Doubt it! We are our own worst
critic. Some of the most gorgeous people,
the ones our society tells us to aspire to be, are some of the more self-conscious
people while the larger “not perfect” people who seem to love what god gave
them, flaunt what they’ve got. What’s
that saying, “shake what your momma gave ya!” There is nothing and I mean nothing more
beautiful than someone with confidence. Having
said that, the quickest way to get over the upcoming bikini season is to simply
put one on. In the words of Nike, “Just
do it.” That is what I will be doing on
my upcoming Caribbean vacation. I’m
putting on the bikini and letting all my imperfections hang out. I’m not going to cover them up like I have
all winter; I’m freeing myself of the shame of having something wrong with me. Get rid of your angel envy and love what you
have, who cares what your imperfections are, know you are not alone and the
sooner you are content with what you have, the sooner you have figured out what
it’s all about. Empower yourself and
stop worrying about the ideal that we all need to look like supermodels. That doesn’t mean let yourself go or stop aiming
to be healthier, it means have fun with what you’ve got right now. Don’t squander your life wishing you had
something else. If all those stunning
people I mentioned have self-confidence issues, where does that leave the rest
of us? The point is, we are ALL human
and see our own imperfections, no matter how PREFECT others see us and we are
only as beautiful as we see ourselves.
Confidence is the most important asset one can have, isn’t that what we
want to pass down to our children instead of those great genetics for the “prefect”
body.
I know actions speak louder than words so I’m challenging
myself again, (let’s face it, these are just words on a page until we do
something about it and I’m all for becoming a better person) and I’m
challenging you too! Here’s the
challenge….take a picture of a body part you HATE, really look at it and then come
up with SOMETHING (anything) upbeat to say about it.

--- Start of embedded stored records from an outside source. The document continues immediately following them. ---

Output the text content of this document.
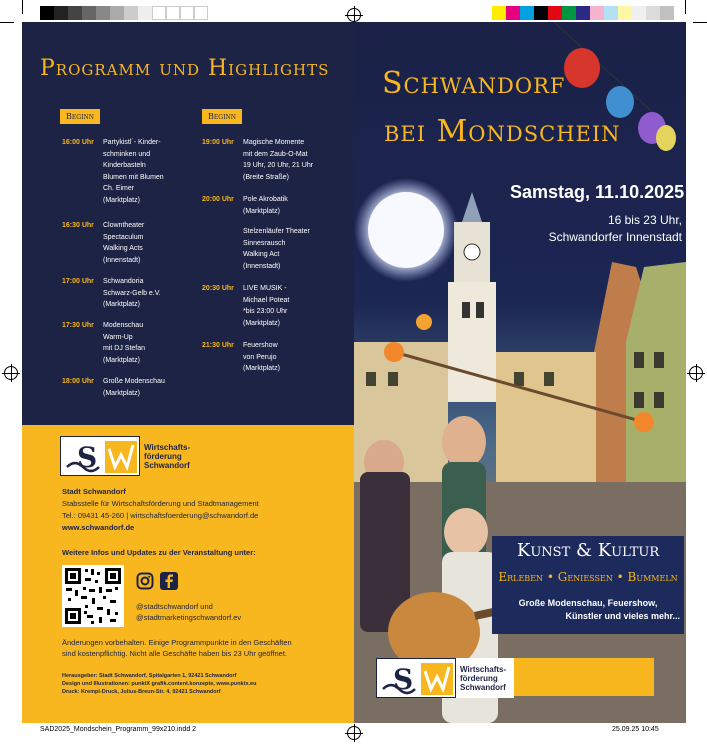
Programm und Highlights
Beginn	Beginn
16:00 Uhr Partykistl´- Kinder-
schminken und
Kinderbasteln
Blumen mit Blumen
Ch. Eimer
(Marktplatz)
16:30 Uhr Clowntheater
Spectaculum
Walking Acts
(Innenstadt)
17:00 Uhr Schwandoria
Schwarz-Gelb e.V.
(Marktplatz)
17:30 Uhr Modenschau
Warm-Up
mit DJ Stefan
(Marktplatz)
18:00 Uhr Große Modenschau
(Marktplatz)
19:00 Uhr Magische Momente
mit dem Zaub-O-Mat
19 Uhr, 20 Uhr, 21 Uhr
(Breite Straße)
20:00 Uhr Pole Akrobatik
(Marktplatz)
Stelzenläufer Theater
Sinnesrausch
Walking Act
(Innenstadt)
20:30 Uhr LIVE MUSIK -
Michael Poteat
*bis 23:00 Uhr
(Marktplatz)
21:30 Uhr Feuershow
von Perujo
(Marktplatz)
S	Wirtschafts-
förderung
Schwandorf
Stadt Schwandorf
Stabsstelle für Wirtschaftsförderung und Stadtmanagement
Tel.: 09431 45-260 | wirtschaftsfoerderung@schwandorf.de
www.schwandorf.de
Weitere Infos und Updates zu der Veranstaltung unter:
@stadtschwandorf und
@stadtmarketingschwandorf.ev
Änderungen vorbehalten. Einige Programmpunkte in den Geschäften
sind kostenpflichtig. Nicht alle Geschäfte haben bis 23 Uhr geöffnet.
Herausgeber: Stadt Schwandorf, Spitalgarten 1, 92421 Schwandorf
Design und Illustrationen: punktX grafik.content.konzepte, www.punktx.eu
Druck: Krempl-Druck, Julius-Breun-Str. 4, 92421 Schwandorf
Schwandorf
bei Mondschein
Samstag, 11.10.2025
16 bis 23 Uhr,
Schwandorfer Innenstadt
Kunst & Kultur
Erleben • Geniessen • Bummeln
Große Modenschau, Feuershow,
Künstler und vieles mehr...
S	Wirtschafts-
förderung
Schwandorf
SAD2025_Mondschein_Programm_99x210.indd 2	25.09.25 10:45
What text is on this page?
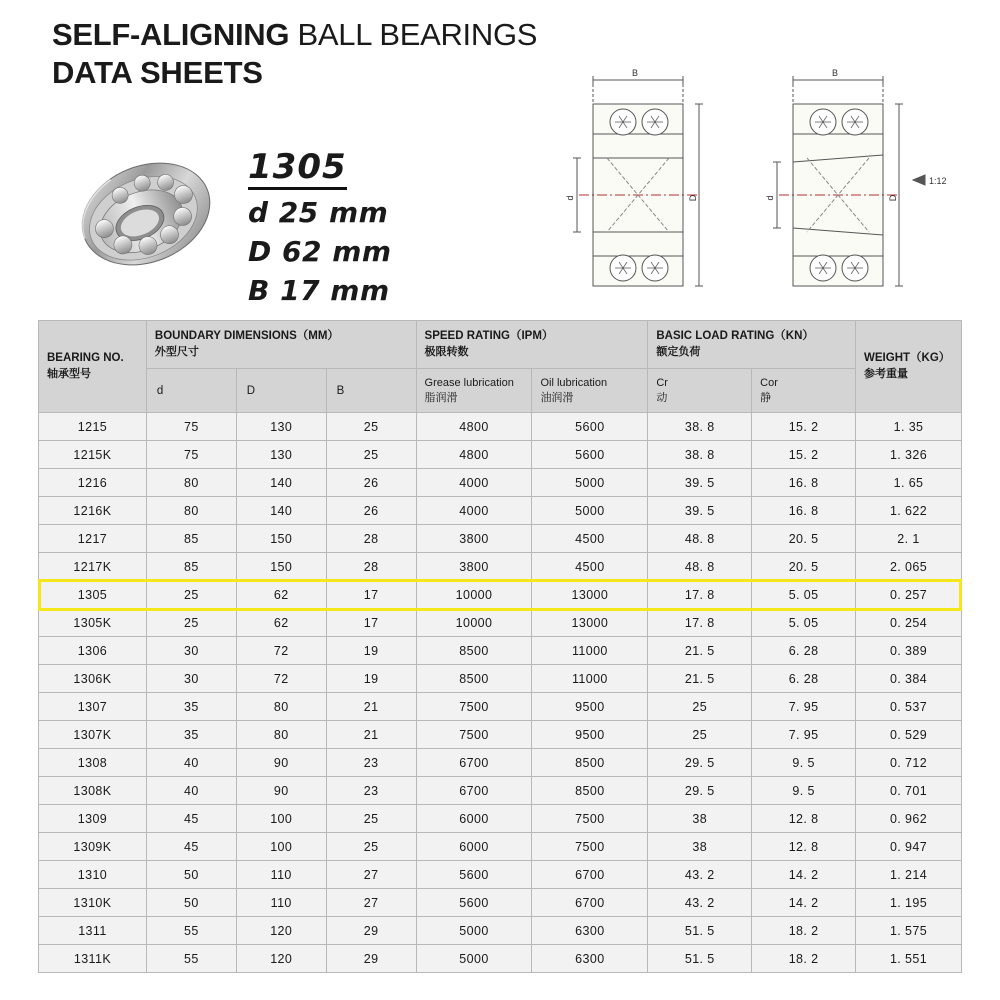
SELF-ALIGNING BALL BEARINGS
DATA SHEETS
1305
d 25 mm
D 62 mm
B 17 mm
B
d	D
B
d	D
1:12
BEARING NO.
轴承型号

BOUNDARY DIMENSIONS（MM）
外型尺寸

SPEED RATING（IPM）
极限转数

BASIC LOAD RATING（KN）
额定负荷

WEIGHT（KG）
参考重量

d	D	B	
Grease lubrication
脂润滑

Oil lubrication
油润滑

Cr
动

Cor
静

1215	75	130	25	4800	5600	38. 8	15. 2	1. 35
1215K	75	130	25	4800	5600	38. 8	15. 2	1. 326
1216	80	140	26	4000	5000	39. 5	16. 8	1. 65
1216K	80	140	26	4000	5000	39. 5	16. 8	1. 622
1217	85	150	28	3800	4500	48. 8	20. 5	2. 1
1217K	85	150	28	3800	4500	48. 8	20. 5	2. 065
1305	25	62	17	10000	13000	17. 8	5. 05	0. 257
1305K	25	62	17	10000	13000	17. 8	5. 05	0. 254
1306	30	72	19	8500	11000	21. 5	6. 28	0. 389
1306K	30	72	19	8500	11000	21. 5	6. 28	0. 384
1307	35	80	21	7500	9500	25	7. 95	0. 537
1307K	35	80	21	7500	9500	25	7. 95	0. 529
1308	40	90	23	6700	8500	29. 5	9. 5	0. 712
1308K	40	90	23	6700	8500	29. 5	9. 5	0. 701
1309	45	100	25	6000	7500	38	12. 8	0. 962
1309K	45	100	25	6000	7500	38	12. 8	0. 947
1310	50	110	27	5600	6700	43. 2	14. 2	1. 214
1310K	50	110	27	5600	6700	43. 2	14. 2	1. 195
1311	55	120	29	5000	6300	51. 5	18. 2	1. 575
1311K	55	120	29	5000	6300	51. 5	18. 2	1. 551
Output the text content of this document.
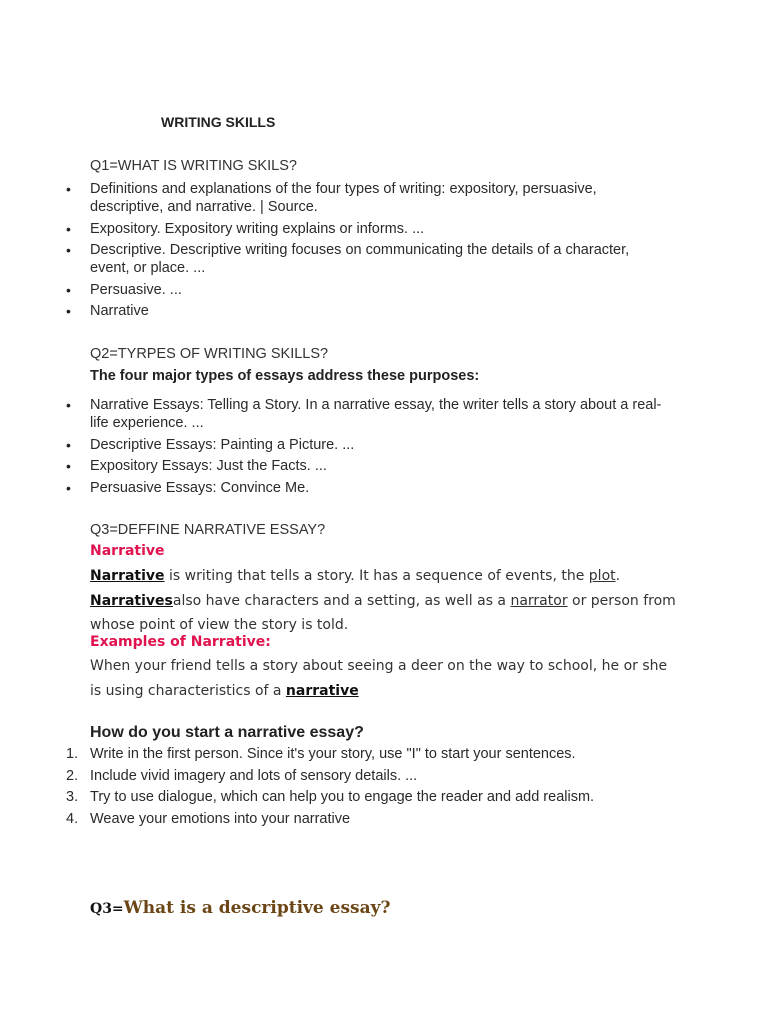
WRITING SKILLS
Q1=WHAT IS WRITING SKILS?
• Definitions and explanations of the four types of writing: expository, persuasive, descriptive, and narrative. | Source.
• Expository. Expository writing explains or informs. ...
• Descriptive. Descriptive writing focuses on communicating the details of a character, event, or place. ...
• Persuasive. ...
• Narrative
Q2=TYRPES OF WRITING SKILLS?
The four major types of essays address these purposes:
• Narrative Essays: Telling a Story. In a narrative essay, the writer tells a story about a real-life experience. ...
• Descriptive Essays: Painting a Picture. ...
• Expository Essays: Just the Facts. ...
• Persuasive Essays: Convince Me.
Q3=DEFFINE NARRATIVE ESSAY?
Narrative
Narrative is writing that tells a story. It has a sequence of events, the plot. Narrativesalso have characters and a setting, as well as a narrator or person from whose point of view the story is told.
Examples of Narrative:
When your friend tells a story about seeing a deer on the way to school, he or she is using characteristics of a narrative
How do you start a narrative essay?
1. Write in the first person. Since it's your story, use "I" to start your sentences.
2. Include vivid imagery and lots of sensory details. ...
3. Try to use dialogue, which can help you to engage the reader and add realism.
4. Weave your emotions into your narrative
Q3=What is a descriptive essay?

This is really courageous of me, I don’t mind saying. It’s not easy to expose insecurities. So without further ado. I’m not a bikini person and have never been
one, I can’t even remember the decade in which my stomach was flat and after having
my daughter it got even worse. The
pregnancy left loads of stretch marks across my stomach, in the last month of
pregnancy. Not only did I battle with
the extra blubber that comes along with giving birth, that to this day I’ve
never lost, but now I have dark grooved scars all across my stomach. I spent years covering them all up and
figured my bikini days were never going to be possible. So here is a picture of my stomach, one part
of my body that I have always been ashamed of.
When I look at the picture I still have hopes that one day I’ll get my
ass to the gym and tighten it up but until then, I will look at those scars
across my belly, and know that I earned them!
Instead of looking at them as scars, I will look at them as souvenirs of
one of the best times of my life. Without
those stretch marks I wouldn’t have my daughter, it a small price to pay. So instead of being shamed into feeling the
need to hide them, I say screw that, and I’m putting on my bikini and strutting
my stuff, showing the world I’m a mother and proud of it. Life’s too short; love what you’ve got right
here right now.
You can do it, please attach your pictures and comments on
my blog. Empower yourself and show
yourself and the world that it’s ok that you are NOT perfect and love yourself
anyways. I know it’s easier to say it
then truly do it. I know I’ll never be
completely content about my looks, I’m human, but we can at least look at
things through different eyes. Instead
of finding only the flaws, look a little deeper you might be surprised with
what you find. Now that I’ve got my
bikini on, where did I put those wings?